Porzeczki są świetnym dodatkiem do sałatek owocowych, a także efektowną dekoracją letnich tortów i ciastek. Nadają się na dżemy, soki, galaretki oraz nalewki.
Porzeczki, przede wszystkim czarne dobrze znoszą też mrożenie oraz suszenie – dzięki temu smakiem owoców możemy cieszyć się jesienią i zimą. Nawet suszone porzeczki pozostają jednym z najcenniejszych źródeł antocyjanów, neutralizujących wolne rodniki – głównych sprawców wielu chorób cywilizacyjnych.

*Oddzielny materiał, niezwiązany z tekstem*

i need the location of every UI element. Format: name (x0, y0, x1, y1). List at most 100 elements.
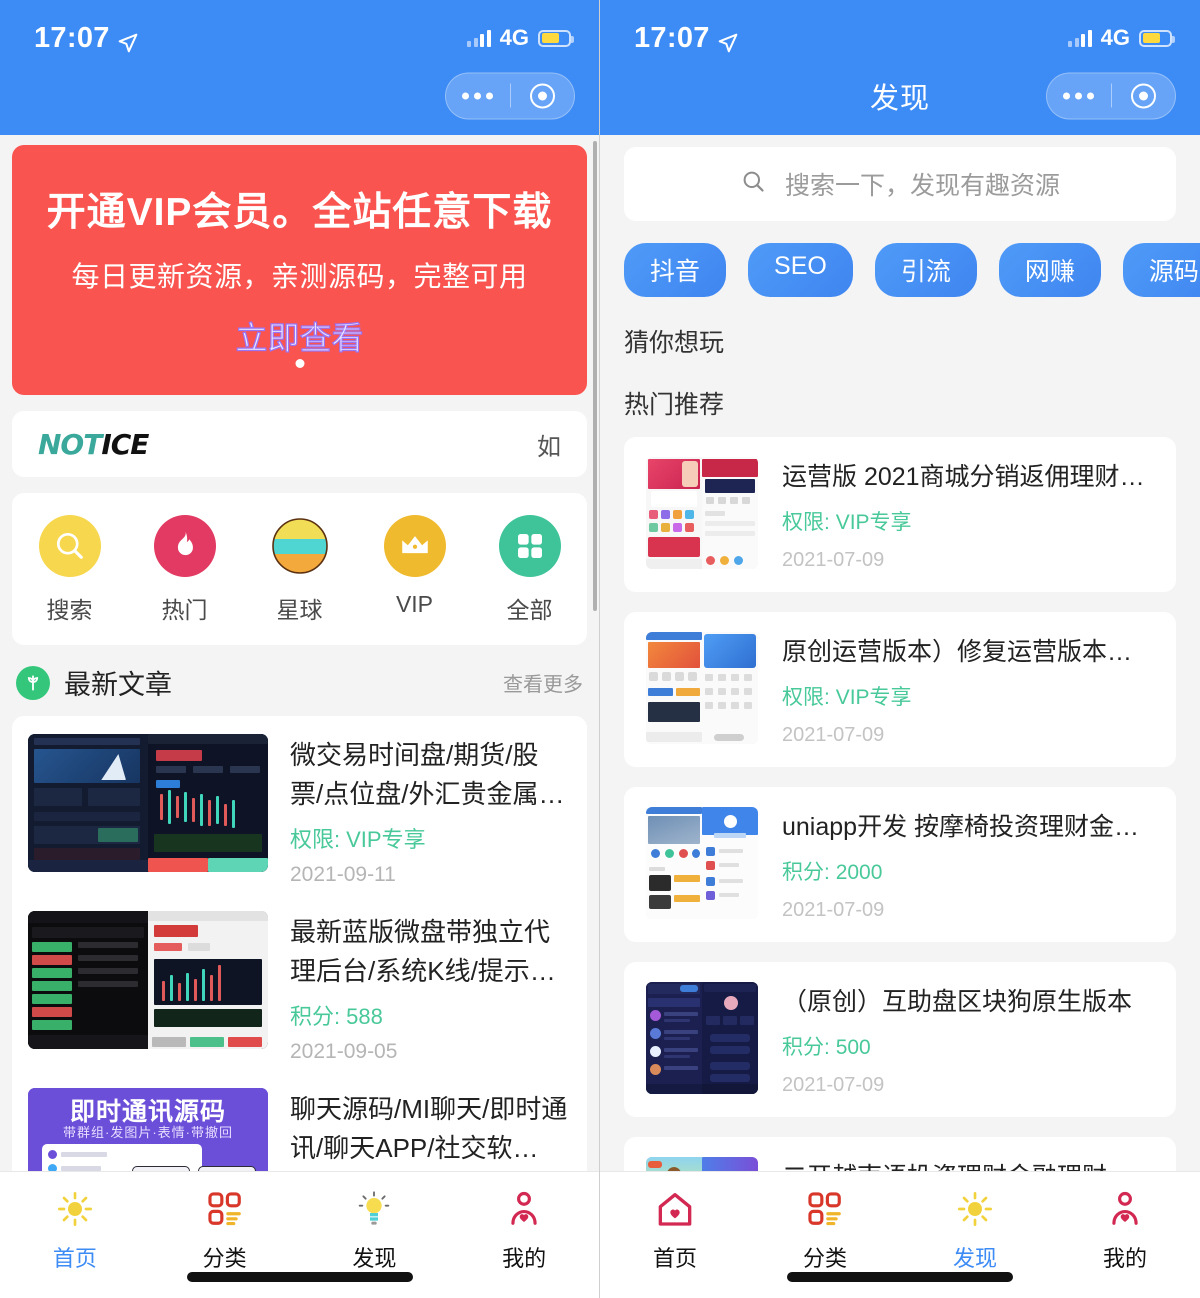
tab-label: 我的 (1102, 1246, 1147, 1271)
resource-card[interactable]: 运营版 2021商城分销返佣理财金融源码 权限: VIP专享 2021-07-0… (624, 437, 1176, 592)
tag-chip[interactable]: 抖音 (624, 243, 727, 297)
resource-thumbnail (646, 457, 758, 569)
status-bar: 17:07 4G (600, 0, 1200, 56)
tag-chip[interactable]: 引流 (874, 243, 977, 297)
resource-meta: 权限: VIP专享 (782, 681, 1154, 711)
home-indicator (186, 1272, 413, 1282)
left-scrollbar[interactable] (593, 141, 597, 611)
tag-chip-row[interactable]: 抖音 SEO 引流 网赚 源码 图片 (600, 221, 1200, 297)
banner-subheadline: 每日更新资源，亲测源码，完整可用 (71, 261, 528, 292)
sun-icon (55, 1186, 95, 1232)
tag-chip[interactable]: 源码 (1122, 243, 1200, 297)
more-menu-button[interactable] (446, 92, 510, 99)
resource-title[interactable]: （原创）互助盘区块狗原生版本 (782, 982, 1154, 1018)
tab-label: 发现 (952, 1246, 997, 1271)
tab-category[interactable]: 分类 (750, 1186, 900, 1273)
tab-home[interactable]: 首页 (0, 1186, 150, 1273)
view-more-link[interactable]: 查看更多 (503, 668, 583, 697)
tab-label: 首页 (52, 1246, 97, 1271)
resource-title[interactable]: 运营版 2021商城分销返佣理财金融源码 (782, 457, 1154, 493)
tab-discover[interactable]: 发现 (300, 1186, 450, 1273)
tab-mine[interactable]: 我的 (449, 1186, 599, 1273)
left-scroll-body[interactable]: 开通VIP会员。全站任意下载 每日更新资源，亲测源码，完整可用 立即查看 NOT… (0, 135, 599, 1298)
network-label: 4G (499, 25, 529, 50)
article-title[interactable]: 微交易时间盘/期货/股票/点位盘/外汇贵金属交易平台... (290, 736, 571, 814)
status-time: 17:07 (34, 21, 110, 54)
vip-promo-banner[interactable]: 开通VIP会员。全站任意下载 每日更新资源，亲测源码，完整可用 立即查看 (12, 145, 587, 395)
resource-title[interactable]: 原创运营版本）修复运营版本投资理财金... (782, 632, 1154, 668)
left-tabbar: 首页 分类 发现 我的 (0, 1171, 599, 1298)
fire-icon (153, 515, 216, 577)
target-circle-icon (1130, 83, 1156, 108)
tag-chip[interactable]: SEO (748, 243, 853, 297)
quick-entry-hot[interactable]: 热门 (127, 515, 242, 625)
quick-entry-all[interactable]: 全部 (472, 515, 587, 625)
article-row[interactable]: 微交易时间盘/期货/股票/点位盘/外汇贵金属交易平台... 权限:VIP专享 2… (12, 722, 587, 899)
close-miniprogram-button[interactable] (1112, 83, 1176, 108)
tab-category[interactable]: 分类 (150, 1186, 300, 1273)
target-circle-icon (529, 83, 555, 108)
article-meta-value: VIP专享 (346, 827, 426, 852)
tab-discover[interactable]: 发现 (900, 1186, 1050, 1273)
search-input[interactable]: 搜索一下，发现有趣资源 (624, 147, 1176, 221)
resource-info: 运营版 2021商城分销返佣理财金融源码 权限: VIP专享 2021-07-0… (782, 457, 1154, 572)
article-thumbnail (28, 734, 268, 872)
resource-meta-value: VIP专享 (835, 511, 912, 534)
article-row[interactable]: 最新蓝版微盘带独立代理后台/系统K线/提示音等 积分:588 2021-09-0… (12, 899, 587, 1076)
location-arrow-icon (118, 28, 138, 53)
article-info: 最新蓝版微盘带独立代理后台/系统K线/提示音等 积分:588 2021-09-0… (290, 911, 571, 1064)
right-topbar: 17:07 4G 发现 (600, 0, 1200, 135)
status-clock: 17:07 (34, 22, 138, 55)
user-heart-icon (1106, 1186, 1144, 1232)
article-title[interactable]: 聊天源码/MI聊天/即时通讯/聊天APP/社交软件/im系统... (290, 1090, 571, 1168)
status-clock: 17:07 (634, 22, 738, 55)
miniprogram-capsule[interactable] (1046, 72, 1176, 119)
tab-label: 分类 (202, 1246, 247, 1271)
resource-date: 2021-07-09 (782, 1074, 885, 1096)
status-indicators: 4G (1068, 25, 1175, 51)
network-label: 4G (1100, 25, 1130, 50)
battery-icon (538, 29, 574, 47)
right-scroll-body[interactable]: 搜索一下，发现有趣资源 抖音 SEO 引流 网赚 源码 图片 猜你想玩 热门推荐 (600, 135, 1200, 1298)
banner-cta-text[interactable]: 立即查看 (235, 313, 364, 359)
tab-home[interactable]: 首页 (600, 1186, 750, 1273)
quick-entry-planet[interactable]: 星球 (242, 515, 357, 625)
article-thumbnail (28, 911, 268, 1049)
article-info: 微交易时间盘/期货/股票/点位盘/外汇贵金属交易平台... 权限:VIP专享 2… (290, 734, 571, 887)
resource-card[interactable]: （原创）互助盘区块狗原生版本 积分: 500 2021-07-09 (624, 962, 1176, 1117)
resource-thumbnail (646, 982, 758, 1094)
more-menu-button[interactable] (1047, 92, 1111, 99)
close-miniprogram-button[interactable] (511, 83, 575, 108)
right-nav-row: 发现 (600, 56, 1200, 135)
notice-text: 如 (537, 433, 561, 461)
latest-articles-header: 最新文章 查看更多 (0, 645, 599, 716)
quick-entry-label: VIP (395, 591, 434, 617)
quick-entry-vip[interactable]: VIP (357, 515, 472, 625)
battery-icon (1139, 29, 1175, 47)
hot-card-list: 运营版 2021商城分销返佣理财金融源码 权限: VIP专享 2021-07-0… (600, 421, 1200, 1292)
resource-card[interactable]: uniapp开发 按摩椅投资理财金融源码系... 积分: 2000 2021-0… (624, 787, 1176, 942)
search-section: 搜索一下，发现有趣资源 (600, 135, 1200, 221)
planet-icon (269, 515, 331, 577)
resource-thumbnail (646, 807, 758, 919)
search-icon (740, 168, 767, 200)
miniprogram-capsule[interactable] (445, 72, 575, 119)
resource-card[interactable]: 原创运营版本）修复运营版本投资理财金... 权限: VIP专享 2021-07-… (624, 612, 1176, 767)
tab-label: 发现 (352, 1246, 397, 1271)
tab-label: 分类 (802, 1246, 847, 1271)
resource-info: 原创运营版本）修复运营版本投资理财金... 权限: VIP专享 2021-07-… (782, 632, 1154, 747)
signal-icon (1068, 29, 1092, 47)
tab-mine[interactable]: 我的 (1050, 1186, 1200, 1273)
quick-entry-label: 热门 (161, 597, 208, 623)
notice-bar[interactable]: NOTICE 如 (12, 411, 587, 477)
quick-entry-search[interactable]: 搜索 (12, 515, 127, 625)
resource-meta-label: 积分: (782, 861, 830, 884)
article-title[interactable]: 最新蓝版微盘带独立代理后台/系统K线/提示音等 (290, 913, 571, 991)
resource-thumbnail (646, 632, 758, 744)
dual-screenshot: 17:07 4G 开通VIP会员。全站任意下载 每日更新资源，亲测源码，完整可用… (0, 0, 1200, 1298)
status-bar: 17:07 4G (0, 0, 599, 56)
resource-title[interactable]: uniapp开发 按摩椅投资理财金融源码系... (782, 807, 1154, 843)
section-title: 最新文章 (64, 670, 172, 700)
carousel-indicator-dot[interactable] (295, 359, 304, 368)
tag-chip[interactable]: 网赚 (998, 243, 1101, 297)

Nalewka z czerwonej porzeczki
Ze świeżych, dojrzałych czerwonych porzeczek należy wycisnąć pół litra soku. Wlać do słoja i połączyć z litrem gorącej wody, w której rozpuszczono pół kilograma cukru. Wlać 0,75 litra spirytusu. Dodać ćwierć kilograma rodzynek, kawałek cynamonu i trzy goździki. Wstrząsnąć, aby składniki się połączyły. Słój szczelnie zamknąć i odstawić w ciepłe miejsce na pół roku. Nalewka z czerwonej porzeczki działa wzmacniająco - dobrze służy osobom fizycznie i psychicznie wyczerpanym. Reguluje procesy trawienne. Działa wykrztuśnie; zalecana jest w zapaleniu gardła. Pić łyżkę stołową dwa razy dziennie, a w przeziębieniu po łyżce stołowej kilka razy na dzień.
Nalewka z czarnej porzeczki
Aby przygotować nalewkę, pół kilograma dojrzałych owoców czarnej porzeczki, pozbawionych ogonków i szypułek, należy włożyć do słoja i zalać 0,75 litra wódki. Słój szczelnie zamknąć i trzymać przez półtora miesiąca w miejscu ciepłym i słonecznym. Po tym czasie nalewkę zlać, przefiltrować przez bibułę. Z pół kilograma cukru i pół litra wody zrobić syrop cukrowy. Do ciepłego syropu wlać nalewkę i dobrze wymieszać. Odstawić na tydzień w temperaturze pokojowej, nie na słońcu. Następnie nalewkę przefiltrować, rozlać do butelek, szczelnie pozamykać. Na trzy miesiące pozostawić w miejscu chłodnym i zaciemnionym. Działa korzystnie we wszelkich zaburzeniach trawienia. Ma właściwości wykrztuśne. Poleca się ją w nieżycie górnych dróg oddechowych i przy kłopotach z gardłem.